Combien d'URL maximum doit contenir un sitemap XML ?
La limite technique est de 50 000 URL par fichier sitemap, mais ce n'est pas un objectif à atteindre. L'essentiel est de soumettre uniquement les pages qui méritent d'être indexées, même si cela représente quelques milliers d'URL seulement.
Retirer des URL du sitemap peut-il les désindexer ?

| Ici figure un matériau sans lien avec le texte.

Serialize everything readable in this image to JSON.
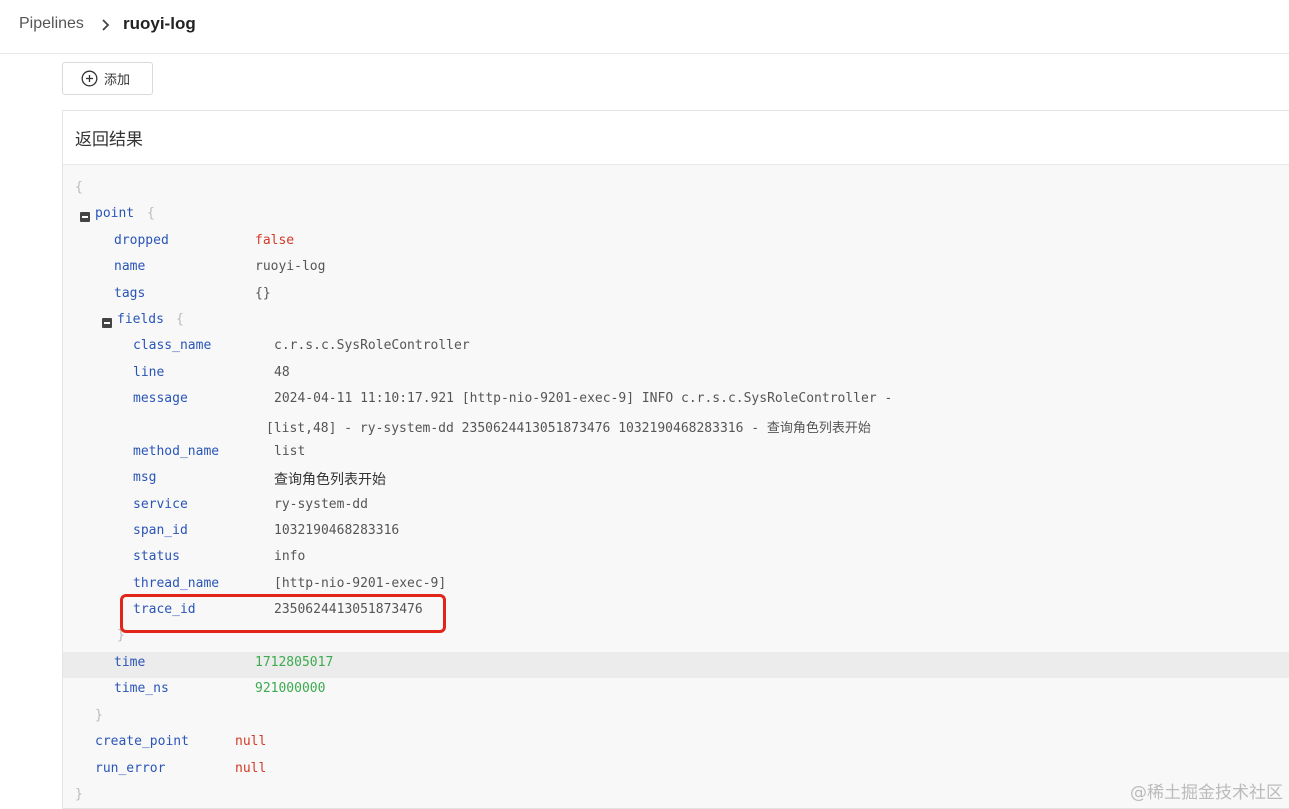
{
  "breadcrumb": {
    "root": "Pipelines",
    "current": "ruoyi-log"
  },
  "toolbar": {
    "add_label": "添加"
  },
  "panel": {
    "title": "返回结果"
  },
  "json": {
    "open_brace": "{",
    "point_key": "point",
    "point_open": "{",
    "dropped_key": "dropped",
    "dropped_val": "false",
    "name_key": "name",
    "name_val": "ruoyi-log",
    "tags_key": "tags",
    "tags_val": "{}",
    "fields_key": "fields",
    "fields_open": "{",
    "class_name_key": "class_name",
    "class_name_val": "c.r.s.c.SysRoleController",
    "line_key": "line",
    "line_val": "48",
    "message_key": "message",
    "message_val_1": "2024-04-11 11:10:17.921 [http-nio-9201-exec-9] INFO  c.r.s.c.SysRoleController -",
    "message_val_2": "[list,48] - ry-system-dd 2350624413051873476 1032190468283316 - 查询角色列表开始",
    "method_name_key": "method_name",
    "method_name_val": "list",
    "msg_key": "msg",
    "msg_val": "查询角色列表开始",
    "service_key": "service",
    "service_val": "ry-system-dd",
    "span_id_key": "span_id",
    "span_id_val": "1032190468283316",
    "status_key": "status",
    "status_val": "info",
    "thread_name_key": "thread_name",
    "thread_name_val": "[http-nio-9201-exec-9]",
    "trace_id_key": "trace_id",
    "trace_id_val": "2350624413051873476",
    "fields_close": "}",
    "time_key": "time",
    "time_val": "1712805017",
    "time_ns_key": "time_ns",
    "time_ns_val": "921000000",
    "point_close": "}",
    "create_point_key": "create_point",
    "create_point_val": "null",
    "run_error_key": "run_error",
    "run_error_val": "null",
    "close_brace": "}"
  },
  "watermark": "@稀土掘金技术社区",
  "colors": {
    "key": "#2a55b8",
    "false_null": "#d23a28",
    "number": "#3cab4f",
    "highlight_box": "#e1251b"
  }
}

Non. Le sitemap aide à la découverte, mais Google peut indexer des pages même si elles n'y figurent pas, via des liens internes ou externes. Inversement, retirer une URL du sitemap ne garantit pas sa désindexation si elle reste accessible et pertinente.
Comment savoir si une URL mérite d'être dans le sitemap ?
Posez-vous trois questions : cette page a-t-elle un contenu unique ? Peut-elle répondre à une intention de recherche ? Est-elle suffisamment importante pour mériter une indexation prioritaire ? Si vous hésitez, vérifiez son trafic organique et son taux d'indexation réel.
Faut-il créer plusieurs sitemaps par catégorie ou un seul volumineux ?
Diviser en plusieurs sitemaps thématiques facilite le suivi dans Search Console et permet de prioriser différemment selon les types de contenus. Mais cela n'a de sens que si chaque sitemap contient des URL réellement pertinentes, pas juste pour répartir un volume excessif.
Quel impact sur le crawl budget si je réduis mon sitemap de moitié ?
Positif, à condition de retirer les bonnes URL. En retirant des pages inutiles, vous concentrez le crawl budget sur les pages qui comptent. Google passera moins de temps sur du contenu superflu et pourra explorer plus souvent vos pages stratégiques.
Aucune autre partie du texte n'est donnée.